IDH1/2 mutation is observed in approximately 65–90% of LGG patients, indicating a relatively favorable outcome and a low invasiveness in comparison with IDH-wild type glioma [14]. Targeted anti-IDH-mutation therapies are the key strategies for low-grade glioma (LGG), aiming to inhibit tumor procession [1, 15]. Recent studies show that IDH is a unique therapeutic target, however, selective inhibitors targeting IDH mutation is challenging as there is drug resistance to IDH inhibitors in glioma cells [16]. We demonstrate here that IDH wild type is found at a significantly higher proportion than mutated type in high TYMS/CENPF expression groups, indicating that TYMS/CENPF expression levels might be related to IDH status in glioma. Our data also show that TYMS/CENPF was overexpressed across all glioma histological types but is more highly expressed in patients with high grade glioma than in low grade ones. Given that high grade glioma overexpressing TYMS/CENPF promote tumor progression and malignancy grade, TYMS/CENPF-coexpressed genes seems to be preferentially linked to glioma developing. Therefore, our research further explored the PPI network and GSEA enrichment score of TYMS/CENPF-coexpressed genes in glioma.
PI3K/AKT has been confirmed as an essential signaling pathway in regulating glioma progression and malignant metastasis [17]. The dysregulation of PI3K/AKT pathway activates growth factors and influences glioma cell growth via promoting biosynthetic pathways [18]. Several literatures have demonstrated that therapeutic agents, targeting PI3K/AKT pathway, such as temozolomide, are currently in clinical development for improving blood-brain barrier and reducing systemic toxicity [19]. Accumulating studies indicated that MET is a pivotal oncogenic driver in cell biology and stemness of glioma [20]. MET is amplificated in transgenic mouse models and then accelerated GBM formation in vivo [21]. Copy number amplification and overexpression of MET often results in promoting glioma development and a shorter overall survival [22]. Here, we suggest, for the first time, that the 10 co-expressed genes with TYMS/CENPF participated in activating PI3K/AKT and MET signaling pathways to maintain glioma cell motility and malignance.

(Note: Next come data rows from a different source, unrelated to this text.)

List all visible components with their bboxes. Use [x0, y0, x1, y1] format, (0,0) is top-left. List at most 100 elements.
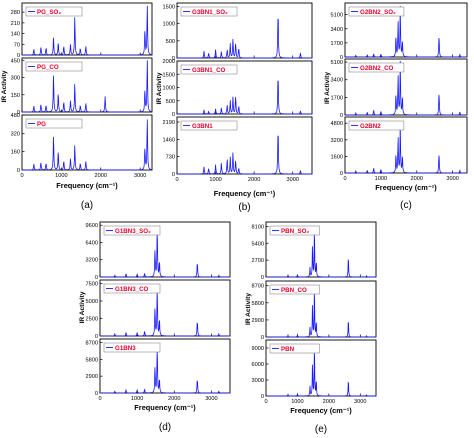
spectrum-line-g2bn2	[345, 124, 467, 174]
x-axis-label: Frequency (cm⁻¹)	[134, 403, 196, 412]
legend-label: PG_SO₂	[37, 9, 61, 16]
legend-label: G3BN1_CO	[192, 67, 226, 74]
spectrum-line-pbn	[266, 350, 376, 397]
legend-label: PBN_CO	[281, 287, 307, 294]
y-tick-label: 4800	[331, 121, 343, 127]
legend-label: G3BN1_SO₂	[192, 9, 228, 16]
spectrum-line-g3bn1	[177, 135, 312, 175]
x-tick-label: 2000	[168, 396, 180, 402]
panel-e: 0270054008100PBN_SO₂0290058008700PBN_CO0…	[245, 221, 377, 435]
y-tick-label: 1700	[331, 95, 343, 101]
y-tick-label: 3400	[331, 27, 343, 33]
x-tick-label: 2000	[411, 176, 423, 182]
legend-box	[25, 6, 83, 17]
y-tick-label: 0	[17, 110, 20, 116]
y-tick-label: 0	[261, 394, 264, 400]
x-tick-label: 1000	[55, 173, 67, 179]
subplot-g3bn1-co: 0 500 1000 1500 2000 G3BN1_CO	[163, 59, 313, 118]
y-tick-label: 9000	[252, 346, 264, 352]
y-tick-label: 3200	[331, 138, 343, 144]
y-tick-label: 2900	[252, 318, 264, 324]
legend-box	[348, 6, 405, 17]
spectrum-line-g2bn2-co	[345, 60, 467, 116]
y-tick-label: 7500	[86, 282, 98, 288]
y-tick-label: 500	[166, 39, 175, 45]
legend-box	[180, 6, 238, 17]
y-tick-label: 2700	[252, 258, 264, 264]
y-tick-label: 2190	[163, 120, 175, 126]
x-tick-label: 1000	[209, 177, 221, 183]
subplot-g1bn3: 0 2900 5800 8700 G1BN3	[86, 338, 231, 397]
legend-box	[348, 120, 405, 131]
y-tick-label: 0	[340, 171, 343, 177]
y-tick-label: 300	[11, 76, 20, 82]
subplot-g2bn2-co: 0 1700 3400 5100 G2BN2_CO	[331, 58, 468, 119]
spectrum-line-pg-so	[22, 5, 153, 56]
spectrum-line-g3bn1-so	[177, 18, 312, 59]
subplot-g3bn1: 0 730 1460 2190 G3BN1	[163, 116, 313, 178]
panel-d: 0 3200 6400 9600 G1BN3_SO₂ 0 2500 5000 7500 G1BN3…	[79, 221, 231, 433]
y-tick-label: 320	[11, 131, 20, 137]
legend-label: PG	[37, 121, 46, 128]
panel-b: 0 500 1000 1500 G3BN1_SO₂ 0 500 1000 1500 2000 G3B…	[156, 2, 313, 213]
y-tick-label: 8700	[252, 284, 264, 290]
y-tick-label: 6400	[86, 240, 98, 246]
subplot-g2bn2-so: 0 1700 3400 5100 G2BN2_SO₂	[331, 2, 468, 61]
y-tick-label: 5000	[86, 299, 98, 305]
legend-box	[103, 283, 161, 294]
y-axis-label: IR Activity	[324, 72, 331, 104]
legend-label: PG_CO	[37, 64, 59, 71]
y-tick-label: 5100	[331, 13, 343, 19]
spectrum-line-g1bn3	[100, 350, 230, 394]
subplot-pbn-so: 0 2700 5400 8100 PBN_SO₂	[252, 221, 377, 281]
y-tick-label: 160	[11, 150, 20, 156]
y-tick-label: 0	[172, 56, 175, 62]
legend-box	[269, 284, 320, 295]
x-tick-label: 3000	[134, 173, 146, 179]
y-tick-label: 8700	[86, 340, 98, 346]
y-tick-label: 1460	[163, 137, 175, 143]
y-tick-label: 0	[95, 334, 98, 340]
y-tick-label: 1000	[163, 22, 175, 28]
y-tick-label: 5400	[252, 241, 264, 247]
y-tick-label: 0	[95, 275, 98, 281]
legend-label: PBN_SO₂	[281, 228, 309, 235]
x-tick-label: 0	[264, 399, 267, 405]
legend-box	[25, 61, 83, 72]
spectrum-line-g2bn2-so	[345, 5, 467, 58]
legend-label: G1BN3	[115, 345, 136, 352]
y-axis-label: IR Activity	[1, 70, 8, 102]
subplot-pg-so: 0 70 140 210 280 PG_SO₂	[11, 2, 153, 59]
panel-label: (d)	[159, 422, 171, 433]
y-tick-label: 0	[172, 172, 175, 178]
y-tick-label: 0	[172, 112, 175, 118]
y-tick-label: 1600	[331, 154, 343, 160]
subplot-pbn: 0 3000 6000 9000 PBN	[252, 339, 377, 400]
y-tick-label: 2500	[86, 317, 98, 323]
panel-label: (c)	[400, 200, 412, 211]
x-axis-label: Frequency (cm⁻¹)	[56, 181, 118, 190]
y-tick-label: 9600	[86, 223, 98, 229]
x-tick-label: 2000	[248, 177, 260, 183]
y-tick-label: 0	[340, 55, 343, 61]
panel-label: (b)	[238, 202, 250, 213]
y-tick-label: 0	[17, 53, 20, 59]
x-tick-label: 3000	[354, 399, 366, 405]
axes-frame	[21, 2, 153, 56]
y-tick-label: 3400	[331, 78, 343, 84]
subplot-g2bn2: 0 1600 3200 4800 G2BN2	[331, 116, 468, 177]
x-axis-label: Frequency (cm⁻¹)	[290, 406, 352, 415]
y-tick-label: 1500	[163, 72, 175, 78]
x-axis-label: Frequency (cm⁻¹)	[214, 189, 276, 198]
y-tick-label: 730	[166, 155, 175, 161]
subplot-g1bn3-so: 0 3200 6400 9600 G1BN3_SO₂	[86, 221, 231, 281]
x-axis-label: Frequency (cm⁻¹)	[375, 183, 437, 192]
y-tick-label: 210	[11, 21, 20, 27]
spectrum-line-pbn-co	[266, 293, 376, 338]
y-tick-label: 3200	[86, 258, 98, 264]
legend-label: PBN	[281, 346, 295, 353]
legend-label: G1BN3_SO₂	[115, 228, 151, 235]
subplot-g3bn1-so: 0 500 1000 1500 G3BN1_SO₂	[163, 2, 313, 62]
y-tick-label: 5100	[331, 60, 343, 66]
legend-box	[269, 225, 320, 236]
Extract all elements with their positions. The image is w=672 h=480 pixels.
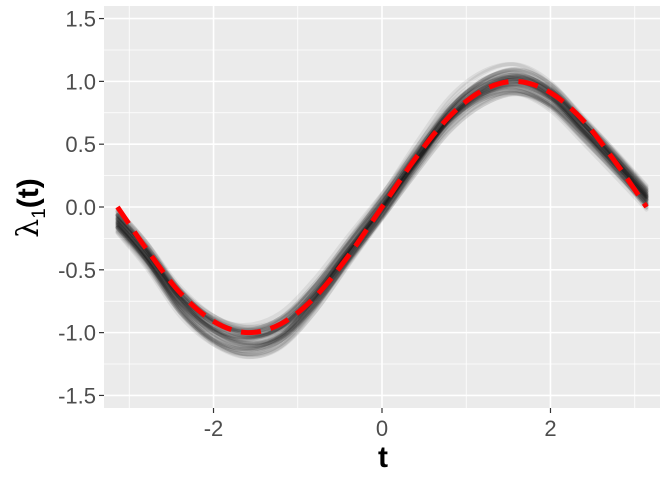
estimate-curve xyxy=(115,88,649,333)
svg-text:λ1(t): λ1(t) xyxy=(11,178,50,238)
estimate-curve xyxy=(115,83,649,329)
y-tick-label: -1.0 xyxy=(58,321,96,346)
y-tick-label: 1.0 xyxy=(65,69,96,94)
y-tick-label: -1.5 xyxy=(58,383,96,408)
reference-curve xyxy=(115,78,649,336)
y-axis-title-symbol: λ xyxy=(11,219,46,238)
y-tick-label: 0.5 xyxy=(65,132,96,157)
estimate-curve xyxy=(115,78,649,340)
estimate-curve xyxy=(115,62,649,353)
x-tick-label: 0 xyxy=(376,416,388,441)
y-tick-label: 0.0 xyxy=(65,195,96,220)
x-tick-label: -2 xyxy=(204,416,224,441)
estimate-curve xyxy=(115,74,649,339)
estimate-curve xyxy=(115,62,649,354)
estimate-curve xyxy=(115,80,649,349)
y-axis-title: λ1(t) xyxy=(11,178,50,238)
estimate-curve xyxy=(115,76,649,351)
estimate-curve xyxy=(115,77,649,342)
y-axis-title-subscript: 1 xyxy=(29,208,50,219)
x-axis: -2 0 2 xyxy=(204,408,557,441)
x-axis-title: t xyxy=(378,441,388,474)
estimate-curve xyxy=(115,83,649,347)
estimate-curve xyxy=(115,75,649,342)
y-tick-label: 1.5 xyxy=(65,7,96,32)
y-tick-label: -0.5 xyxy=(58,258,96,283)
y-axis: -1.5 -1.0 -0.5 0.0 0.5 1.0 1.5 xyxy=(58,7,104,408)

Collectively, the study shows that TYMS/CENPF is overexpressed in the vast majority of glioma samples regardless of WHO grade, histological type, IDH mutation and1p/19q codeletion. Moreover, the human data suggests that high TYMS/CENPF expression in glioma is associated with shorter survival and worse prognosis in glioma. Our research elucidated the intricate interplay between TYMS/CENPF and ten proteins in glioma, underscoring their significant contribution to cell cycle and motility via PI3K/AKT and MET signaling pathways. The precise mechanisms by which TYMS contributes to glioma development and progression remain unclear, with cell-based experiments providing incomplete insights that necessitate further investigation. In conclusion, we have identified TYMS and CENPF as key druggable targets that hold promise for the treatment of glioma, thereby providing insights into potential therapeutic strategies for glioma treatment and poor prognosis.